Have you ever had the urge to create mayhem at a hotel? Force every hotel guest to watch your favorite TV show with you? Or wake your neighbors up (all 290 of them!) with blaring music and with their blinds up at 3 AM?For those with the urge, I have the perfect place for you. The St. Regis ShenZhen, a gorgeous luxury hotel occupying the top 28 floors of a 100 story skyscraper, offers guests a unique feature: a room remote control in the form of an IPAD2. The IPAD2 controls the lighting, temperature, music, do not disturb light, TV, even the blinds and other miscellaneous room actions. However, the deployment of the home automation protocol contained several fatal flaws that allow an arbitrary attacker to control virtually every appliance in the hotel remotely. I discovered these flaws and as a result, I was able to create the ultimate remote control: Switch TV off 1280, 1281, 1283 will switch off the TV in these three room. The attacker does not even need to be at the hotel – he could be in another country.
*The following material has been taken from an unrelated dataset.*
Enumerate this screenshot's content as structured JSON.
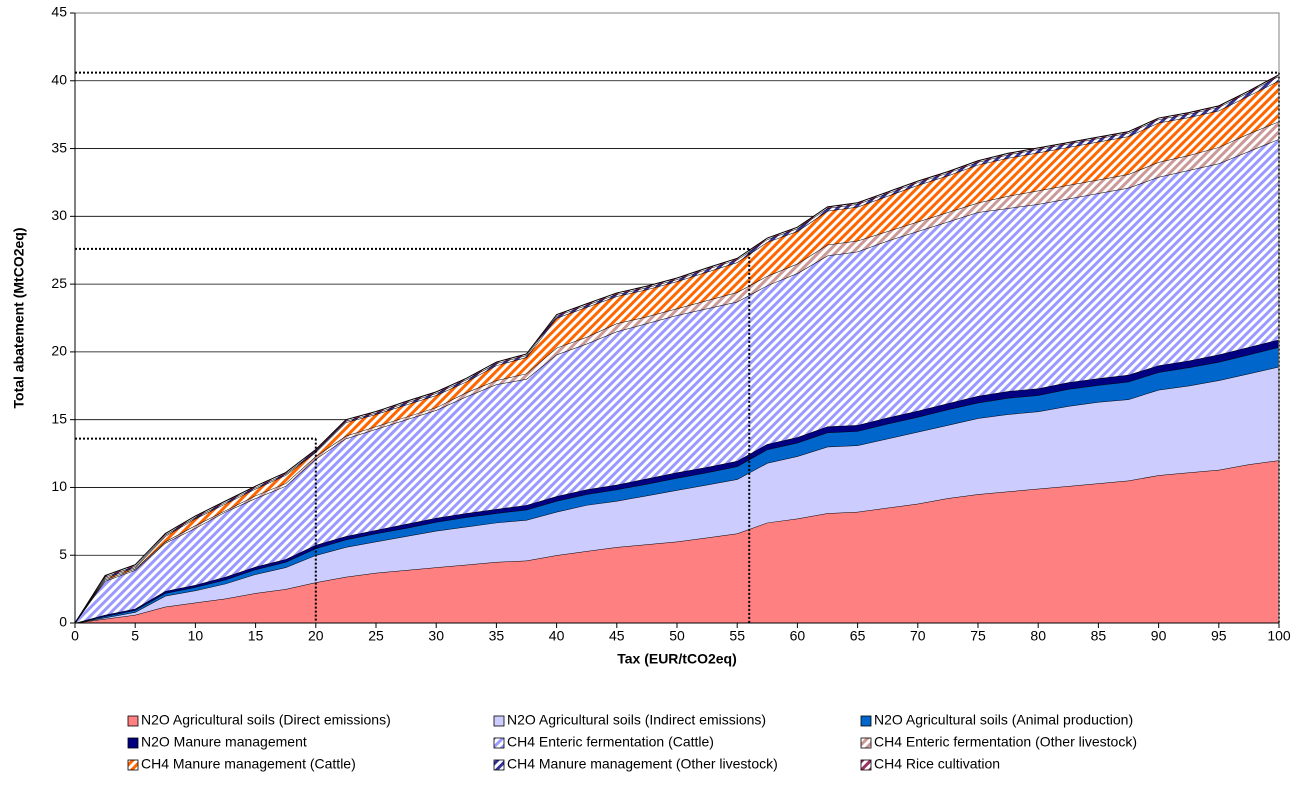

This talk provides a detailed discussion of the anatomy of the attack: an explanation of reverse engineering of the KNX/IP home automation protocol; a description of the deployment flaws; blueprints on how to create an Ipad Trojan to send commands outside the hotel; and, of course, solutions to avoid all these pitfall in future deployments. Attendees will gain valuable field lessons on how to improve wide scale home automation architectures and discussion topics will include the dangers of utilizing legacy but widely used automation protocols, the utilization of insecure wireless connection, and the use of insecure and unlocked commodity hardware that could easily be modified by an attacker.

 

Attacking the Internet of Things using Time, by Paul McMillan

Internet of Things devices are often slow and resource constrained. This makes them the perfect target for network-based timing attacks, which allow an attacker to brute-force credentials one character at a time, rather than guessing the entire string at once. We will discuss how timing attacks work, how to optimize them, and how to handle the many factors which can prevent successful exploitation. We will also demonstrate attacks on at least one popular device. After this presentation, you will have the foundation necessary to attack your own devices, and a set of scripts to help you get started.
 

Optical Surgery; Implanting a DropCam, by Patrick Wardle & Colby Moore

Video Monitoring solutions such as DropCam aim to provide remote monitoring, protection and security. But what if they could be maliciously subverted? This presentation details a reverse-engineering effort that resulted in the full compromise of a DropCam. Specifically, given physical access and some creative hardware and software hacks, any malicious software may be persistently installed upon the device.Implanting a wireless video monitoring solution presents some unique opportunities, such as intercepting the video stream, ‘hot-micing’, or even acting as persistent access/attack point within a network. This presentation will describe such an implant and well as revealing a method of infecting either Windows or OS X hosts that are used to configure a subverted DropCam.
 

Playing with Car Firmware or How to Brick your Car, by Paul Such & Agix

A lot of papers have already been done/produced on hacking cars through ODB2/CanBus. Looking at the car firmware could also be something really fun 🙂 How to access the firmware, hidden menus & functionalities, hardcoded SSID, users and passwords (yes, you read right), are some of the subjects we will cover during this short presentation.
 

Elevator Hacking – From the Pit to the Penthouse, by Deviant Ollam & Howard Payne

Throughout the history of hacker culture, elevators have played a key role. From the mystique of students at MIT taking late-night rides upon car tops (don’t do that, please!) to the work of modern pen testers who use elevators to bypass building security systems (it’s easier than you think!) these devices are often misunderstood and their full range of features and abilities go unexplored. This talk will be an in-depth explanation of how elevators work… allowing for greater understanding, system optimizing, and the subversion of security in many facilities. Those who attend will learn why an elevator is virtually no different than an unlocked staircase as far as building security is concerned!